A normal to the graph of \(y = \arctan (x - 1)\) , for \(x > 0\), has equation \(y = - 2x + c\) , where \(x \in \mathbb{R}\) .

Find the value of c.

\(\frac{{\text{d}}}{{{\text{d}}x}}\left( {\arctan (x - 1)} \right) = \frac{1}{{1 + {{(x - 1)}^2}}}\)   (or equivalent)     A1

\({m_N} = - 2{\text{ and so }}{m_T} = \frac{1}{2}\)     (R1)

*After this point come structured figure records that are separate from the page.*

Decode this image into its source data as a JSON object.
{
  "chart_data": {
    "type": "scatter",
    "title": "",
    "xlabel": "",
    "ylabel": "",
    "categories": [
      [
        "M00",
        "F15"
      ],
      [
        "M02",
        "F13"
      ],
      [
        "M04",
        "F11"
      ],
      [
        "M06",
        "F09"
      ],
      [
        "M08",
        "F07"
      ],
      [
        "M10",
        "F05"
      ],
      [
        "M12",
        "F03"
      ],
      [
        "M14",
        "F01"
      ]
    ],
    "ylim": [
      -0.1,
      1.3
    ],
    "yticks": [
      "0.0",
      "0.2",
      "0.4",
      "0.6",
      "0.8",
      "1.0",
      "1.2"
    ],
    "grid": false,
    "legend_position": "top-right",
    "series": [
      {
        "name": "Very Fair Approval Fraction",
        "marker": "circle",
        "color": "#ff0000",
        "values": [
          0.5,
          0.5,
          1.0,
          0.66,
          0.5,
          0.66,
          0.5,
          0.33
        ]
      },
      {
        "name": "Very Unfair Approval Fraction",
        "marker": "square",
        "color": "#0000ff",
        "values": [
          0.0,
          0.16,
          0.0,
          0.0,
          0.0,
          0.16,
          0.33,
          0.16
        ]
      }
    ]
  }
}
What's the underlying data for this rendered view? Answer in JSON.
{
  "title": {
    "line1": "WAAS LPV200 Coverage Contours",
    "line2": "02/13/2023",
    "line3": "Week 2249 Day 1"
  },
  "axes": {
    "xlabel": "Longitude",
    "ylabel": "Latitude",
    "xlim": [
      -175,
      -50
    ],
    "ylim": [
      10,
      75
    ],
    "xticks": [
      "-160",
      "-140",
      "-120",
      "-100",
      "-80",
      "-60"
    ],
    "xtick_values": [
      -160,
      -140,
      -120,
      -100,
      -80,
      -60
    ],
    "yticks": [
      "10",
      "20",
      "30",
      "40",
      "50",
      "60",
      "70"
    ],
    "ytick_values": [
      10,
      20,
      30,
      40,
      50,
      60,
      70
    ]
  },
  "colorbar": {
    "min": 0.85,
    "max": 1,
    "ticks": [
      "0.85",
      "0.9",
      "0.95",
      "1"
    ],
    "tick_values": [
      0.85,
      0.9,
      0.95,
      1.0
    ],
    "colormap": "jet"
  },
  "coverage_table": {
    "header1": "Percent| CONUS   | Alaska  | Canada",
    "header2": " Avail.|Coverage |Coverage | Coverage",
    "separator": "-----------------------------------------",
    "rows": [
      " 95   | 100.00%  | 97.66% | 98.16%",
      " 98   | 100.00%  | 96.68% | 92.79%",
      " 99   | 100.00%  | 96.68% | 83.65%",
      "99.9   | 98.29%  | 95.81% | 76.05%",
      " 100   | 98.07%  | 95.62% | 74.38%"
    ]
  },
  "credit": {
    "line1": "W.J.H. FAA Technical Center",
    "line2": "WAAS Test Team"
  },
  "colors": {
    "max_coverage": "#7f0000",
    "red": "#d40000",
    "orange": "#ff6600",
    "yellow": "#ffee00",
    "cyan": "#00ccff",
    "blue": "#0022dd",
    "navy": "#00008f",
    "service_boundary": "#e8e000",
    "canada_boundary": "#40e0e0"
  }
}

Attempting to solve \(\frac{1}{{1 + {{(x - 1)}^2}}} = \frac{1}{2}\) (or equivalent) for x     M1

\(x = 2{\text{ (as }}x > 0)\)     A1

Substituting \(x = 2\) and \(y = \frac{\pi }{4}\) to find c     M1

\(c = 4 + \frac{\pi }{4}\)     A1     N1

[6 marks]

There was a disappointing response to this question from a fair number of candidates. The differentiation was generally correctly performed, but it was then often equated to \( - 2x + c\) rather than the correct numerical value. A few candidates either didn’t simplify arctan(1) to \(\frac{\pi }{4}\), or stated it to be 45 or \(\frac{\pi }{2}\).